Option B: Direct byte comparison

# Compare every file pair directly
for f in $(find artifacts/run_A -type f -printf '%P\n' | sort); do
  if ! cmp -s "artifacts/run_A/$f" "artifacts/run_B/$f"; then
    echo "DIFFERS: $f"
  fi
done

# Expected output: (nothing printed — all files match)

Option C: Python verification script

import hashlib, pathlib

def hash_tree(root):
    hashes = {}
    for p in sorted(pathlib.Path(root).rglob("*")):
        if p.is_file():
            h = hashlib.sha256(p.read_bytes()).hexdigest()
            hashes[str(p.relative_to(root))] = h
    return hashes

a, b = hash_tree("artifacts/run_A"), hash_tree("artifacts/run_B")
assert a == b, f"Mismatch: {set(a.items()) ^ set(b.items())}"
print(f"PASS: {len(a)} files compared, byte-identical.")

3 Published Artifacts

All artifacts are hosted alongside this viewer and can be accessed directly:

The experiments covered by this validation:

  • dse_single_payload_boundary_sweep — ring recruitment and boundary sweep
  • dse_two_agent_zonepack_tatonnement — multi-agent tatonnement pricing
  • dse_tow_mode_vector_authority — tow mode vector authority + pitch-moment guard
  • dse_mpm_assist_envelope_expansion — MPM assist envelope expansion
  • dse_human_embodiment_viscosity_trace — viscous feel jerk-limited trace
  • thermal_token_smoke — thermal-token determinism smoke test

4 Exclusions & Scope

Human-facing report metadata is excluded from strict determinism checks by design. Specifically, index.md (if present) may contain timestamps, environment context, or run-time metadata that varies between executions. This is expected and intentional — it does not affect determinism of the simulation itself.

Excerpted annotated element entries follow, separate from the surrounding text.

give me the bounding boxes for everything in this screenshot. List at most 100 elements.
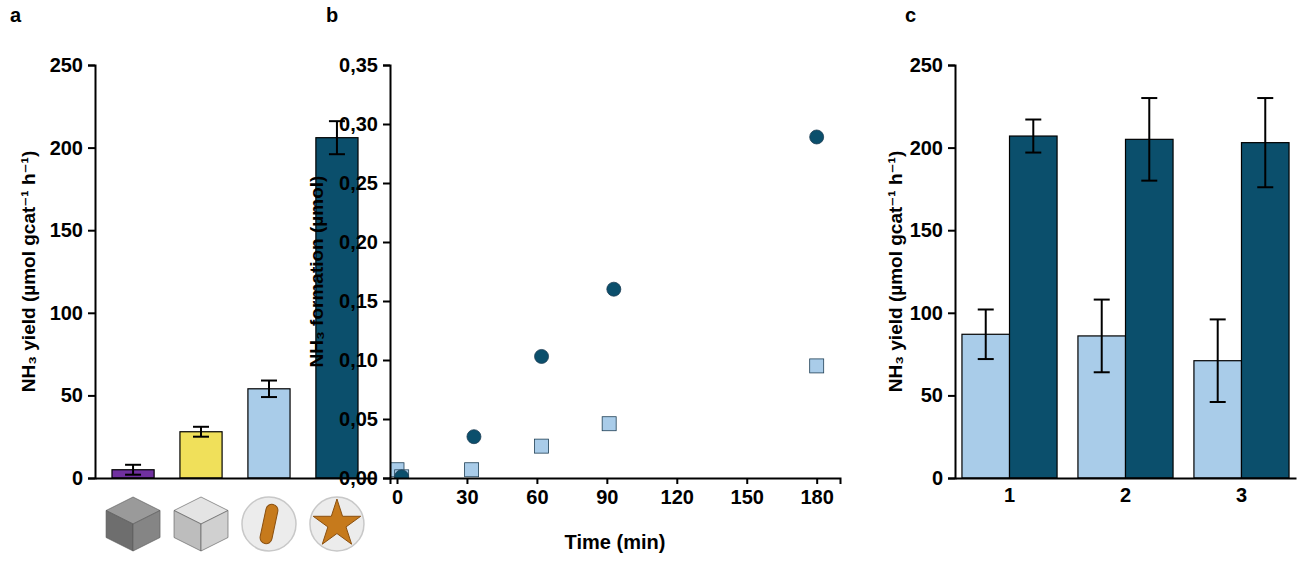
y-axis-tick-mark [383, 301, 390, 303]
point [465, 463, 479, 477]
x-axis-tick: 90 [596, 478, 618, 508]
x-axis-tick-mark [396, 478, 398, 484]
x-axis-tick: 30 [456, 478, 478, 508]
category-icon [310, 497, 364, 551]
error-bar-line [336, 121, 338, 154]
y-axis-tick-label: 0,15 [339, 290, 378, 312]
x-axis-title: Time (min) [565, 531, 666, 553]
panel-label: c [905, 4, 916, 26]
error-bar-line [261, 396, 277, 398]
bar [1010, 136, 1058, 478]
x-axis-tick: 120 [661, 478, 694, 508]
point [395, 470, 409, 478]
cube-face [106, 511, 133, 552]
x-axis-tick-label: 30 [456, 486, 478, 508]
y-axis-tick-label: 0,10 [339, 349, 378, 371]
y-axis-tick-label: 250 [50, 54, 83, 76]
x-axis-tick-mark [816, 478, 818, 484]
error-bar-line [261, 380, 277, 382]
error-bar-line [329, 153, 345, 155]
x-tick-label: 2 [1120, 484, 1131, 506]
x-axis-tick-label: 0 [392, 486, 403, 508]
y-axis-title: NH₃ yield (µmol gcat⁻¹ h⁻¹) [885, 151, 906, 392]
y-axis-line [383, 66, 391, 479]
y-axis: 050100150200250 [910, 54, 956, 489]
y-axis-tick: 250 [50, 54, 95, 76]
bar [1126, 139, 1174, 478]
y-axis-tick: 0,00 [339, 467, 390, 489]
nanostar [313, 499, 360, 544]
y-axis-tick: 100 [50, 302, 95, 324]
plot-area [390, 130, 824, 478]
y-axis: 050100150200250 [50, 54, 96, 489]
y-axis-tick: 150 [910, 219, 955, 241]
y-axis-tick-mark [88, 147, 95, 149]
y-axis-tick-label: 50 [61, 384, 83, 406]
error-bar-line [125, 474, 141, 476]
panel: 123050100150200250NH₃ yield (µmol gcat⁻¹… [885, 4, 1296, 506]
error-bar-line [1148, 98, 1150, 181]
point [602, 417, 616, 431]
y-axis-tick-label: 100 [910, 302, 943, 324]
y-axis-tick-label: 0,20 [339, 231, 378, 253]
panel: 050100150200250NH₃ yield (µmol gcat⁻¹ h⁻… [10, 4, 376, 551]
error-bar-line [193, 436, 209, 438]
point [810, 359, 824, 373]
error-bar-line [1257, 97, 1273, 99]
y-axis-tick: 0 [932, 467, 955, 489]
x-axis-tick-mark [606, 478, 608, 484]
y-axis-tick-mark [948, 147, 955, 149]
panel-label: b [326, 4, 338, 26]
category-icon [174, 497, 228, 551]
y-axis-tick-mark [948, 230, 955, 232]
error-bar-line [125, 464, 141, 466]
point [535, 349, 549, 363]
y-axis-tick-label: 0,05 [339, 408, 378, 430]
x-axis-tick-mark [466, 478, 468, 484]
y-axis-tick: 100 [910, 302, 955, 324]
y-axis-tick-mark [88, 230, 95, 232]
y-axis-tick: 200 [50, 137, 95, 159]
error-bar [1025, 120, 1041, 153]
y-axis-title: NH₃ yield (µmol gcat⁻¹ h⁻¹) [18, 151, 39, 392]
y-axis-tick-label: 0,35 [339, 54, 378, 76]
error-bar-line [1101, 300, 1103, 373]
x-axis-tick-label: 90 [596, 486, 618, 508]
error-bar-line [1210, 401, 1226, 403]
error-bar-line [1210, 318, 1226, 320]
nanorod [259, 503, 279, 545]
y-axis-tick-mark [383, 419, 390, 421]
y-axis-tick: 0,15 [339, 290, 390, 312]
y-axis-tick-label: 200 [910, 137, 943, 159]
error-bar-line [200, 427, 202, 437]
cube-face [201, 511, 228, 552]
error-bar-line [985, 309, 987, 359]
error-bar-line [268, 381, 270, 398]
cube-face [174, 511, 201, 552]
y-axis-tick: 0,30 [339, 113, 390, 135]
x-axis-tick: 0 [392, 478, 403, 508]
error-bar-line [193, 426, 209, 428]
error-bar-line [978, 358, 994, 360]
error-bar [1257, 98, 1273, 187]
x-axis-tick: 150 [731, 478, 764, 508]
y-axis-tick-label: 100 [50, 302, 83, 324]
y-axis-tick-mark [88, 395, 95, 397]
panel: 0 30 60 90 120 150 180 Time (min) 0,00 0,05 0,10 0,… [306, 4, 840, 553]
x-axis-tick-label: 180 [800, 486, 833, 508]
y-axis-tick: 50 [61, 384, 95, 406]
x-axis-tick-mark [676, 478, 678, 484]
y-axis-tick-label: 0,00 [339, 467, 378, 489]
y-axis-tick-mark [948, 395, 955, 397]
y-axis-tick-label: 50 [921, 384, 943, 406]
y-axis-line [948, 66, 956, 479]
y-axis-tick-mark [383, 65, 390, 67]
y-axis-tick: 150 [50, 219, 95, 241]
figure: 050100150200250NH₃ yield (µmol gcat⁻¹ h⁻… [0, 0, 1307, 563]
error-bar-line [1257, 186, 1273, 188]
x-tick-label: 1 [1004, 484, 1015, 506]
error-bar-line [1141, 180, 1157, 182]
x-axis-line [956, 478, 1297, 480]
x-axis-tick-label: 60 [526, 486, 548, 508]
bar [248, 389, 290, 478]
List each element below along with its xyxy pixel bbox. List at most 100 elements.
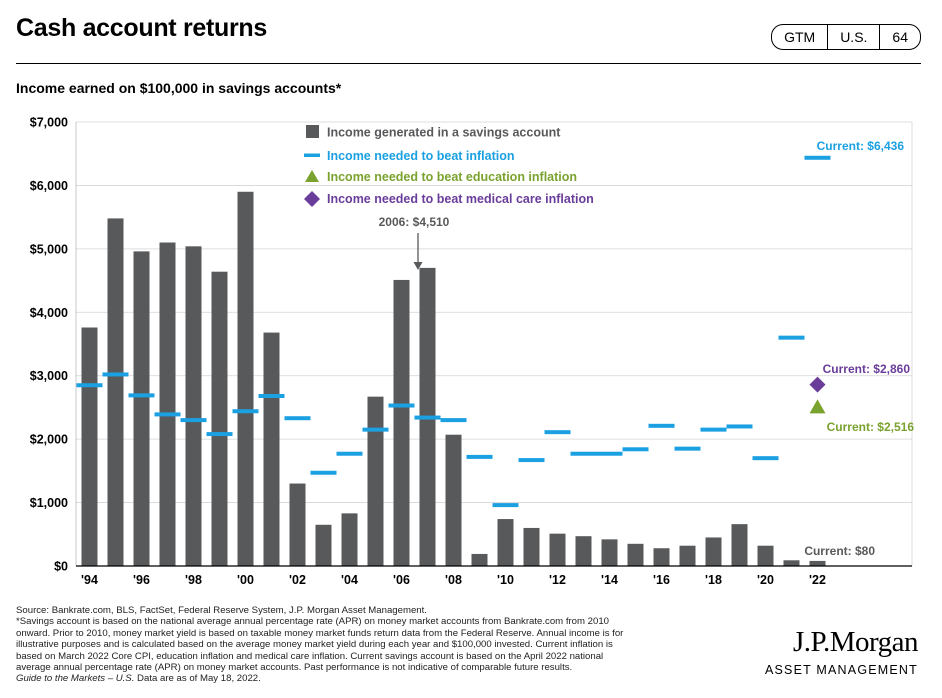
y-tick-label: $5,000 xyxy=(30,242,68,256)
badge-region: U.S. xyxy=(827,25,879,49)
inflation-dash-2014 xyxy=(596,451,623,456)
inflation-dash-2020 xyxy=(752,456,779,461)
savings-bar-2019 xyxy=(731,524,748,566)
inflation-dash-2010 xyxy=(492,503,519,508)
inflation-dash-2022 xyxy=(804,155,831,160)
savings-income-bars xyxy=(76,191,912,567)
savings-bar-2022 xyxy=(809,560,826,566)
inflation-dash-1995 xyxy=(102,372,129,377)
current-medical-label: Current: $2,860 xyxy=(823,362,911,376)
inflation-dash-2011 xyxy=(518,458,545,463)
savings-bar-2001 xyxy=(263,332,280,566)
inflation-dash-2002 xyxy=(284,416,311,421)
inflation-dash-2004 xyxy=(336,451,363,456)
x-tick-label: '22 xyxy=(809,573,826,587)
savings-bar-2018 xyxy=(705,537,722,566)
chart-annotations: 2006: $4,510 Current: $6,436 Current: $2… xyxy=(379,139,915,558)
inflation-dash-2013 xyxy=(570,451,597,456)
inflation-dash-1996 xyxy=(128,393,155,398)
legend-swatch-medical xyxy=(304,191,320,207)
chart-legend: Income generated in a savings account In… xyxy=(304,125,594,207)
inflation-dash-2008 xyxy=(440,418,467,423)
x-tick-label: '94 xyxy=(81,573,98,587)
inflation-dash-2018 xyxy=(700,427,727,432)
inflation-dash-2001 xyxy=(258,394,285,399)
inflation-dash-2017 xyxy=(674,446,701,451)
savings-bar-2003 xyxy=(315,524,332,566)
savings-bar-2008 xyxy=(445,434,462,566)
jpmorgan-logo: J.P.Morgan ASSET MANAGEMENT xyxy=(764,626,919,677)
legend-label-savings: Income generated in a savings account xyxy=(327,126,561,140)
savings-bar-2009 xyxy=(471,553,488,566)
x-tick-label: '98 xyxy=(185,573,202,587)
y-tick-label: $3,000 xyxy=(30,369,68,383)
inflation-markers xyxy=(809,376,826,414)
inflation-dash-1994 xyxy=(76,383,103,388)
savings-bar-2017 xyxy=(679,545,696,566)
inflation-dash-2021 xyxy=(778,335,805,340)
legend-swatch-education xyxy=(305,170,319,182)
logo-tagline: ASSET MANAGEMENT xyxy=(764,663,918,677)
savings-bar-2020 xyxy=(757,545,774,566)
guide-title: Guide to the Markets – U.S. xyxy=(16,673,135,685)
inflation-dash-1997 xyxy=(154,412,181,417)
current-education-label: Current: $2,516 xyxy=(827,420,915,434)
x-axis-tick-labels: '94 '96 '98 '00 '02 '04 '06 '08 '10 '12 '14 '16 '18 '… xyxy=(81,573,826,587)
inflation-dash-2000 xyxy=(232,409,259,414)
savings-bar-2021 xyxy=(783,560,800,566)
y-tick-label: $4,000 xyxy=(30,306,68,320)
callout-2006-arrowhead xyxy=(413,262,423,270)
y-tick-label: $7,000 xyxy=(30,116,68,130)
savings-bar-2005 xyxy=(367,396,384,566)
savings-bar-2000 xyxy=(237,191,254,566)
current-inflation-label: Current: $6,436 xyxy=(817,139,905,153)
footnote-line: Source: Bankrate.com, BLS, FactSet, Fede… xyxy=(16,605,427,616)
inflation-dash-2009 xyxy=(466,454,493,459)
inflation-dash-2005 xyxy=(362,427,389,432)
x-tick-label: '04 xyxy=(341,573,358,587)
x-tick-label: '14 xyxy=(601,573,618,587)
savings-income-chart: $0 $1,000 $2,000 $3,000 $4,000 $5,000 $6,000 $7… xyxy=(30,116,915,588)
header-divider xyxy=(16,63,921,65)
medical-inflation-marker xyxy=(809,376,826,393)
savings-bar-2016 xyxy=(653,548,670,566)
x-tick-label: '10 xyxy=(497,573,514,587)
y-tick-label: $6,000 xyxy=(30,179,68,193)
legend-label-medical: Income needed to beat medical care infla… xyxy=(327,192,594,206)
savings-bar-2010 xyxy=(497,519,514,566)
footnote-guide-line: Guide to the Markets – U.S. Data are as … xyxy=(16,673,751,684)
source-footnote: Source: Bankrate.com, BLS, FactSet, Fede… xyxy=(16,605,751,685)
footnote-line: based on March 2022 Core CPI, education … xyxy=(16,650,604,662)
savings-bar-1994 xyxy=(81,327,98,566)
inflation-dashes xyxy=(76,155,831,508)
savings-bar-2014 xyxy=(601,539,618,566)
savings-bar-2002 xyxy=(289,483,306,566)
savings-bar-2012 xyxy=(549,533,566,566)
x-tick-label: '02 xyxy=(289,573,306,587)
inflation-dash-1998 xyxy=(180,418,207,423)
inflation-dash-2003 xyxy=(310,470,337,475)
callout-2006-label: 2006: $4,510 xyxy=(379,215,450,229)
x-tick-label: '12 xyxy=(549,573,566,587)
education-inflation-marker xyxy=(809,399,826,414)
savings-bar-1999 xyxy=(211,271,228,566)
y-tick-label: $1,000 xyxy=(30,496,68,510)
legend-swatch-inflation xyxy=(304,153,320,157)
gtm-badge: GTM U.S. 64 xyxy=(771,24,921,50)
savings-bar-2011 xyxy=(523,527,540,566)
inflation-dash-2007 xyxy=(414,415,441,420)
footnote-line: illustrative purposes and is calculated … xyxy=(16,639,613,651)
page-title: Cash account returns xyxy=(16,14,268,42)
y-axis-tick-labels: $0 $1,000 $2,000 $3,000 $4,000 $5,000 $6,000 $7… xyxy=(30,116,68,574)
inflation-dash-2015 xyxy=(622,447,649,452)
inflation-dash-2006 xyxy=(388,403,415,408)
logo-wordmark: J.P.Morgan xyxy=(793,626,919,658)
legend-label-inflation: Income needed to beat inflation xyxy=(327,149,515,163)
savings-bar-2004 xyxy=(341,513,358,566)
inflation-dash-1999 xyxy=(206,432,233,437)
inflation-dash-2016 xyxy=(648,423,675,428)
savings-bar-2006 xyxy=(393,279,410,566)
badge-page-number: 64 xyxy=(879,25,920,49)
x-tick-label: '18 xyxy=(705,573,722,587)
current-savings-label: Current: $80 xyxy=(804,544,875,558)
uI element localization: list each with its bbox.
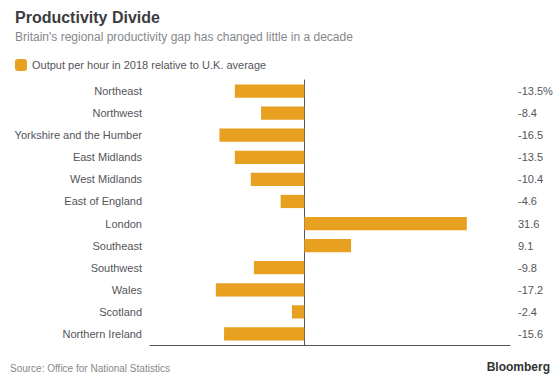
svg-text:-10.4: -10.4 xyxy=(518,173,543,185)
svg-text:9.1: 9.1 xyxy=(518,240,533,252)
svg-text:-2.4: -2.4 xyxy=(518,306,537,318)
svg-text:-9.8: -9.8 xyxy=(518,262,537,274)
svg-text:-15.6: -15.6 xyxy=(518,328,543,340)
svg-text:Northern Ireland: Northern Ireland xyxy=(63,328,143,340)
svg-text:London: London xyxy=(105,218,142,230)
svg-text:Northeast: Northeast xyxy=(94,85,142,97)
svg-text:Wales: Wales xyxy=(112,284,143,296)
svg-text:East of England: East of England xyxy=(64,195,142,207)
svg-text:Yorkshire and the Humber: Yorkshire and the Humber xyxy=(15,129,143,141)
svg-text:-13.5: -13.5 xyxy=(518,151,543,163)
svg-text:-4.6: -4.6 xyxy=(518,195,537,207)
svg-text:Source: Office for National St: Source: Office for National Statistics xyxy=(10,363,170,374)
svg-text:Scotland: Scotland xyxy=(99,306,142,318)
svg-text:-16.5: -16.5 xyxy=(518,129,543,141)
svg-text:-17.2: -17.2 xyxy=(518,284,543,296)
svg-text:-8.4: -8.4 xyxy=(518,107,537,119)
svg-text:Bloomberg: Bloomberg xyxy=(487,360,550,374)
svg-text:Southwest: Southwest xyxy=(91,262,142,274)
svg-text:Britain's regional productivit: Britain's regional productivity gap has … xyxy=(15,30,353,44)
svg-text:West Midlands: West Midlands xyxy=(70,173,142,185)
svg-text:Productivity Divide: Productivity Divide xyxy=(15,9,160,26)
svg-text:-13.5%: -13.5% xyxy=(518,85,553,97)
svg-text:Output per hour in 2018 relati: Output per hour in 2018 relative to U.K.… xyxy=(32,59,266,71)
svg-text:Northwest: Northwest xyxy=(92,107,142,119)
svg-text:East Midlands: East Midlands xyxy=(73,151,143,163)
svg-text:31.6: 31.6 xyxy=(518,218,539,230)
svg-text:Southeast: Southeast xyxy=(92,240,142,252)
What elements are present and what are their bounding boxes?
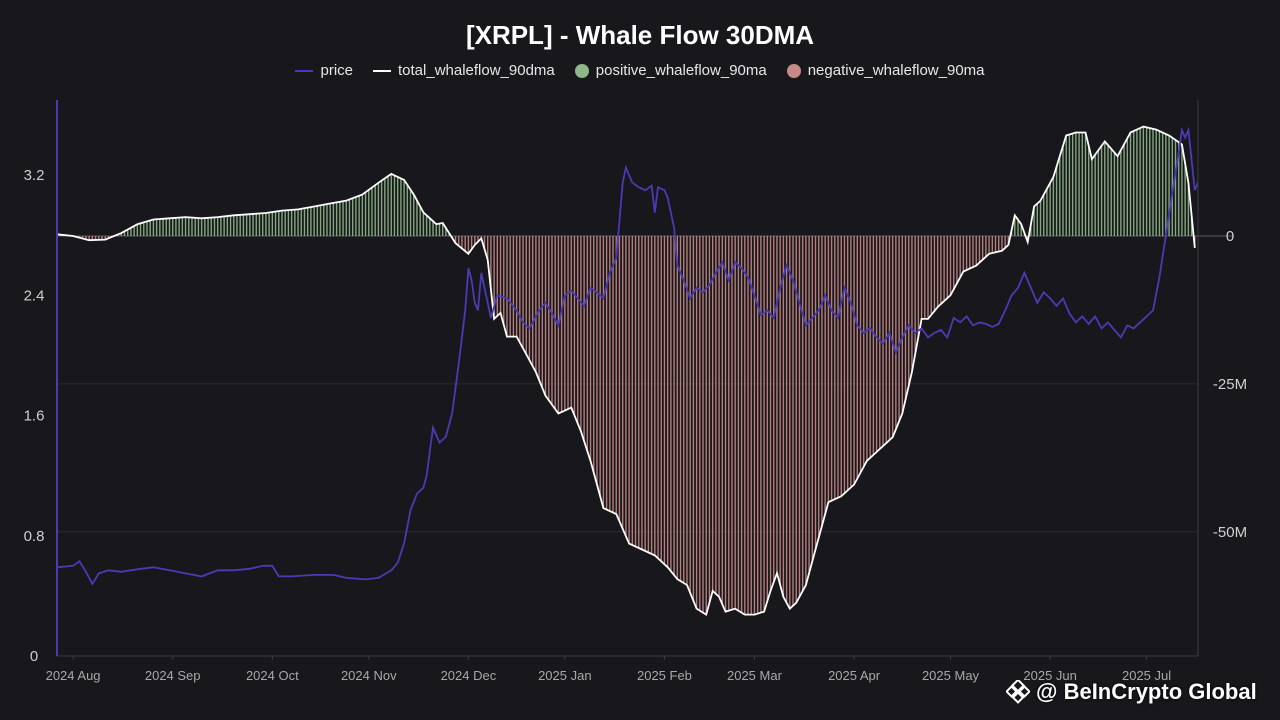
legend-swatch-total-whaleflow	[373, 69, 391, 72]
legend-swatch-positive-whaleflow	[574, 63, 589, 78]
price-line	[56, 126, 1199, 586]
watermark: @ BeInCrypto Global	[1006, 679, 1257, 705]
y-left-tick-label: 1.6	[24, 408, 45, 425]
y-left-tick-label: 2.4	[24, 287, 45, 304]
x-tick-label: 2024 Nov	[341, 668, 397, 683]
legend-swatch-negative-whaleflow	[786, 63, 801, 78]
series-lines	[56, 125, 1199, 616]
legend-swatch-price	[295, 69, 314, 72]
tick-labels: 0 0.8 1.6 2.4 3.2 0 -25M -50M 2024 Aug 2024 Sep 20…	[24, 167, 1248, 683]
axes	[56, 100, 1199, 657]
x-tick-label: 2025 Apr	[828, 668, 881, 683]
x-tick-label: 2025 May	[922, 668, 980, 683]
x-tick-label: 2025 Jul	[1122, 668, 1171, 683]
y-right-tick-label: -50M	[1213, 524, 1247, 541]
x-tick-label: 2024 Aug	[46, 668, 101, 683]
y-right-tick-label: 0	[1226, 228, 1234, 245]
whaleflow-bars	[56, 126, 1196, 615]
x-tick-label: 2024 Sep	[145, 668, 201, 683]
legend-label-negative-whaleflow: negative_whaleflow_90ma	[807, 62, 985, 79]
legend-item-positive-whaleflow[interactable]: positive_whaleflow_90ma	[574, 62, 767, 79]
legend-item-price[interactable]: price	[295, 62, 353, 79]
chart-title: [XRPL] - Whale Flow 30DMA	[465, 20, 815, 50]
chart-legend: price total_whaleflow_90dma positive_wha…	[0, 62, 1280, 79]
y-left-tick-label: 0	[30, 648, 38, 665]
x-tick-label: 2024 Dec	[441, 668, 497, 683]
x-tick-label: 2025 Jan	[538, 668, 592, 683]
legend-label-positive-whaleflow: positive_whaleflow_90ma	[595, 62, 767, 79]
legend-item-negative-whaleflow[interactable]: negative_whaleflow_90ma	[786, 62, 985, 79]
x-tick-label: 2025 Mar	[727, 668, 783, 683]
watermark-text: @ BeInCrypto Global	[1036, 679, 1257, 704]
x-tick-label: 2025 Feb	[637, 668, 692, 683]
beincrypto-logo-icon	[1006, 680, 1030, 704]
y-left-tick-label: 0.8	[24, 528, 45, 545]
legend-label-total-whaleflow: total_whaleflow_90dma	[398, 62, 555, 79]
total-whaleflow-line	[56, 125, 1196, 616]
x-tick-label: 2025 Jun	[1023, 668, 1077, 683]
legend-label-price: price	[320, 62, 353, 79]
y-right-tick-label: -25M	[1213, 376, 1247, 393]
x-tick-label: 2024 Oct	[246, 668, 299, 683]
y-left-tick-label: 3.2	[24, 167, 45, 184]
legend-item-total-whaleflow[interactable]: total_whaleflow_90dma	[373, 62, 555, 79]
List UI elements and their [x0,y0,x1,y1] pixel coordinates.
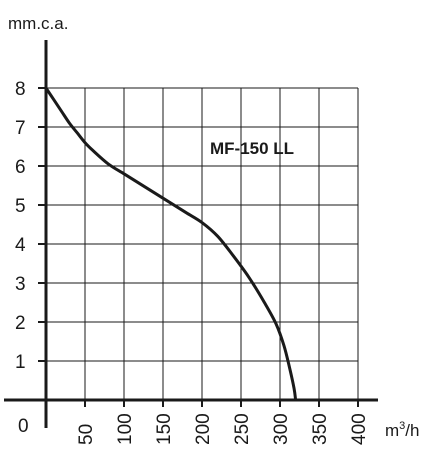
x-tick-label-350: 350 [310,413,331,445]
chart-axes [4,40,378,428]
series-line-0 [44,86,298,402]
y-axis-unit-label: mm.c.a. [8,14,68,33]
x-unit-tail: /h [405,421,419,440]
x-tick-label-50: 50 [76,424,97,445]
x-tick-label-300: 300 [271,413,292,445]
y-tick-label-8: 8 [15,79,26,100]
x-tick-label-400: 400 [349,413,370,445]
chart-labels: 50 100 150 200 250 300 350 400 1 2 3 4 5 6 7 8 [15,79,370,445]
y-tick-label-1: 1 [15,352,26,373]
x-unit-base: m [385,421,399,440]
y-tick-label-6: 6 [15,157,26,178]
x-tick-label-200: 200 [193,413,214,445]
x-tick-label-150: 150 [154,413,175,445]
y-tick-label-2: 2 [15,313,26,334]
x-axis-unit-label: m3/h [385,420,419,440]
model-annotation: MF-150 LL [210,139,294,158]
x-unit-superscript: 3 [399,420,405,432]
y-tick-label-5: 5 [15,196,26,217]
y-tick-label-7: 7 [15,118,26,139]
y-tick-label-4: 4 [15,235,26,256]
chart-grid [46,87,359,400]
x-tick-label-100: 100 [115,413,136,445]
origin-label: 0 [18,416,29,437]
chart-curve-group [44,86,298,402]
x-tick-label-250: 250 [232,413,253,445]
y-tick-label-3: 3 [15,274,26,295]
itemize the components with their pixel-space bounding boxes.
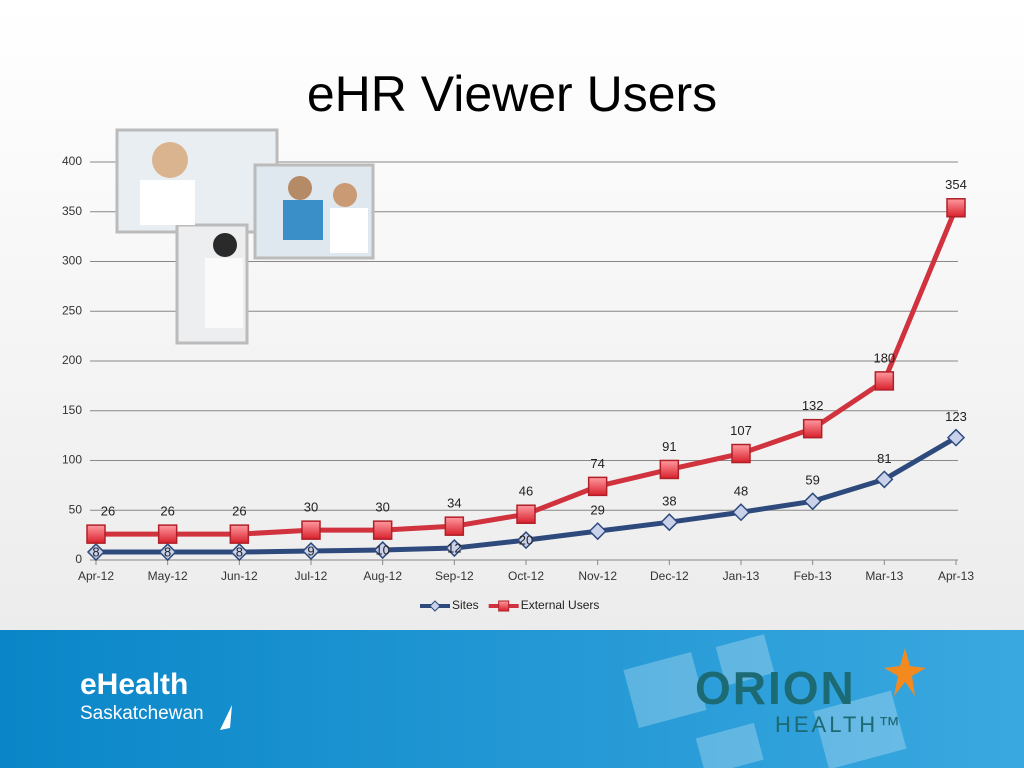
data-label: 8 <box>92 544 99 559</box>
data-label: 48 <box>734 484 748 499</box>
x-tick-label: Oct-12 <box>508 569 544 583</box>
marker <box>301 520 321 540</box>
marker <box>86 542 106 562</box>
x-tick-label: Apr-12 <box>78 569 114 583</box>
y-tick-label: 250 <box>62 303 82 317</box>
marker <box>875 470 894 489</box>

Repro note: index.md is treated as report metadata and excluded from strict determinism checks because it may include timestamps or environment details; the simulation outputs (frames.jsonl, summary.csv, summary.parquet, results.md) remain fully deterministic.

This guarantees that any figure, metric, or trace produced from the twin is exactly reproducible. Logged outputs can be replayed and audited without ambiguity. The digital twin provides a stable foundation for debugging, validation, and future hardware binding — same inputs yield identical recorded state evolution.